Delivering on a promised strategy of a pivot to core business operations, Israel’s market-leading Playtech has agreed to sell its Finalto financial trading arm to an all-Israeli consortium led by the Barinboim Group and backed by Leumi Partners and Menora Mivtachim Insurance in a deal worth an estimated US$225 million (£159m/€184m).
The deal, which enjoys the support of the Finalto management team, comprises a down payment of US$185 million (£131m/€151.6m), a second payment of US$15 million deferred for two years (£10.62m/€12.29m) and a performance bonus of US$25 million (£17.7m/€20.48m).
Playtech’s revenue, slumped 25 per cent to US$1.31 billion (£933m/€1.08bn) last year, as earnings were hammered by Covid lockdowns.
It led this March to Playtech announcing a radical new business strategy: While others are buying, Playtech is selling.
“[This week’s] announcement is the conclusion of a two-year process in which Playtech has explored all routes to maximise value and certainty for shareholders,” said Chief Executive Mor Weizer.

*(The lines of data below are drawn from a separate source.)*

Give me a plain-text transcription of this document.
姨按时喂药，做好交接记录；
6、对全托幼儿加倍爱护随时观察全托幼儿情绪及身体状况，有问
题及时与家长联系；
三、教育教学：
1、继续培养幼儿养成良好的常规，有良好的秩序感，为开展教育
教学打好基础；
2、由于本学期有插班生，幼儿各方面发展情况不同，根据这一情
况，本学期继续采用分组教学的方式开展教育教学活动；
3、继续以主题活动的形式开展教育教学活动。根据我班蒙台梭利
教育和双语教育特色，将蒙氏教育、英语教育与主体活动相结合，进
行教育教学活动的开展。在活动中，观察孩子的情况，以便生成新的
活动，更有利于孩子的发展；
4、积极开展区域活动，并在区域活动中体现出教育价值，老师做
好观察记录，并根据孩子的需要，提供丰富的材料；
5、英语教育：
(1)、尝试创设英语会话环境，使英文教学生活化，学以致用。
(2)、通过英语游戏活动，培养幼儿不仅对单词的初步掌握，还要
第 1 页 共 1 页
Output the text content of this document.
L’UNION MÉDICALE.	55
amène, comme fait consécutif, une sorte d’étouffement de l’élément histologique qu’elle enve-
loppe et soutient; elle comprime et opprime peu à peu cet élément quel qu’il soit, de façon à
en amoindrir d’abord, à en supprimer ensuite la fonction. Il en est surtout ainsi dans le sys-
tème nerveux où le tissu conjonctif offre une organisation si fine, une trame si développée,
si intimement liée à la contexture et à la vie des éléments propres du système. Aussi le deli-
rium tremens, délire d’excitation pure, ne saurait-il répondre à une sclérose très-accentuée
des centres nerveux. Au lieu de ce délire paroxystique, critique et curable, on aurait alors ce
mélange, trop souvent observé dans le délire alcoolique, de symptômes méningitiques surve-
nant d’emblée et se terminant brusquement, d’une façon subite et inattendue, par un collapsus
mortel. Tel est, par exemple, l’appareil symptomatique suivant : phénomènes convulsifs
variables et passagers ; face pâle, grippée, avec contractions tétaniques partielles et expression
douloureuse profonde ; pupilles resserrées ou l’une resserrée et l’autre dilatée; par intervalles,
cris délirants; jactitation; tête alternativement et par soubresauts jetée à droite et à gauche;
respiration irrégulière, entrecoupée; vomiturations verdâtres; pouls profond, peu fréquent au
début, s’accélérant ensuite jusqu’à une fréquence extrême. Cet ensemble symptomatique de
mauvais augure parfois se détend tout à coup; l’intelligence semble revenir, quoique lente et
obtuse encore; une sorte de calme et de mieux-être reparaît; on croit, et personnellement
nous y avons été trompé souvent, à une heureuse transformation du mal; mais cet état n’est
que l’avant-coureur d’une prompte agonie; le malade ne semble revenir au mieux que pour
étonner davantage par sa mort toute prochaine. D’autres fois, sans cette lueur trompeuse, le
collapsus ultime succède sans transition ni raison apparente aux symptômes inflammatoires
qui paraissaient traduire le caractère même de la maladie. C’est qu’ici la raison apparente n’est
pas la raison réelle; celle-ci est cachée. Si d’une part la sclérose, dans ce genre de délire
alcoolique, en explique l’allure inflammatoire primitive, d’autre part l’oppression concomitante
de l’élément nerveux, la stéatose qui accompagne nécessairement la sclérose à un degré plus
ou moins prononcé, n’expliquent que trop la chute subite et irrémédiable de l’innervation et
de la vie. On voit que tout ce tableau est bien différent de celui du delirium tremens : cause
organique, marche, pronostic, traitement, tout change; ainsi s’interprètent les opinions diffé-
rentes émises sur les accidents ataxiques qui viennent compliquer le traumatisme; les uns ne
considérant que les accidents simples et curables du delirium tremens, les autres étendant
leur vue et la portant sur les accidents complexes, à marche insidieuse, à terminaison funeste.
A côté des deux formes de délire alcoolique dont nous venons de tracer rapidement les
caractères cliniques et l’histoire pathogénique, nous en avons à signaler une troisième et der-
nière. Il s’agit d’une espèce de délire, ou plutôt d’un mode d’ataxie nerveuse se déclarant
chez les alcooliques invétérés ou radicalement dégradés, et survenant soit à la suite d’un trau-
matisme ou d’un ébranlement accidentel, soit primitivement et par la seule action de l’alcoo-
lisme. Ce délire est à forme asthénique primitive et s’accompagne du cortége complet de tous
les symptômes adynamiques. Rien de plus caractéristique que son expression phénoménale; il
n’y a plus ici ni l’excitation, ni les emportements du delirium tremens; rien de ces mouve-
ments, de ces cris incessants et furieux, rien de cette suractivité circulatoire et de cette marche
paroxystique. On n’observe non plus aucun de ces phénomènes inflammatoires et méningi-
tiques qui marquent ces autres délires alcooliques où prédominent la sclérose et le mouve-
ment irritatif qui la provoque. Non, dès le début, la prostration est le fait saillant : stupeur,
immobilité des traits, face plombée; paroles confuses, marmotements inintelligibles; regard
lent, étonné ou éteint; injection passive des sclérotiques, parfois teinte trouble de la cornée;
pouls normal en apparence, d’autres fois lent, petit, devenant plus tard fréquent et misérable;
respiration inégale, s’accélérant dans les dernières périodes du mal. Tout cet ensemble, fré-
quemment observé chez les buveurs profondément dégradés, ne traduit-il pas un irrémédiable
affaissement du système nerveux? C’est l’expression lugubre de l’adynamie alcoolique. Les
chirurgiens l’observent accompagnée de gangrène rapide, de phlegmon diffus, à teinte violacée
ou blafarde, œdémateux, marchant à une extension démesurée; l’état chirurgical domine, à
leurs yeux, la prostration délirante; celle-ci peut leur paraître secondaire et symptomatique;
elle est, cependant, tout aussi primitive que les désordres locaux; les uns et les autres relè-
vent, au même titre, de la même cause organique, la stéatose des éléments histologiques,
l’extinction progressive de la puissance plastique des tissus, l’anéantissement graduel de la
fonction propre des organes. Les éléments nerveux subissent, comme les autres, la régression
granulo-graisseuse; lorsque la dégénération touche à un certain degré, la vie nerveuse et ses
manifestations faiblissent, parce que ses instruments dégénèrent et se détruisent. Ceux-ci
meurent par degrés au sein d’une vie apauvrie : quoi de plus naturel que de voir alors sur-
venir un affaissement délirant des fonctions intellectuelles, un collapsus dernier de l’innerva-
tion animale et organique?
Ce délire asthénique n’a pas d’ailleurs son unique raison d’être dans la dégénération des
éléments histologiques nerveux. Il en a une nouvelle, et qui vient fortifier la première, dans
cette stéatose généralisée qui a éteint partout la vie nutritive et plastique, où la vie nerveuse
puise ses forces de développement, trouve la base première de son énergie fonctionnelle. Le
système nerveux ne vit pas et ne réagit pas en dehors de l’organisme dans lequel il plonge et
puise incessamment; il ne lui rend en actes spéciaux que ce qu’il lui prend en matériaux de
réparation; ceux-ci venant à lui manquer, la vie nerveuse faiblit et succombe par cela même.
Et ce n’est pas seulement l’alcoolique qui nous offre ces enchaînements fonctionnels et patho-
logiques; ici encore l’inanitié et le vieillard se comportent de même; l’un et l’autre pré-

“The sale offers a good outcome for all stakeholders in the Finalto business, providing certainty for colleagues, customers and trading counterparties.”
Playtech has also announced a positive update for the four months, ending April 30; with strong performance in key US, Latin American and European markets.
This included securing new deals with the Greenwood companies in the US and Holland Casino in the Netherlands.
Two Playtech products In Latin America–Caliente in Mexico and WPlay in Colombia–experienced further momentum. Playtech tie-ins in Guatemala, Costa Rica and Panama also played well.
In further news, Playtech has decided to migrate its tax residency to the UK and the company has announced that Brian Mattingley is its new Chairman.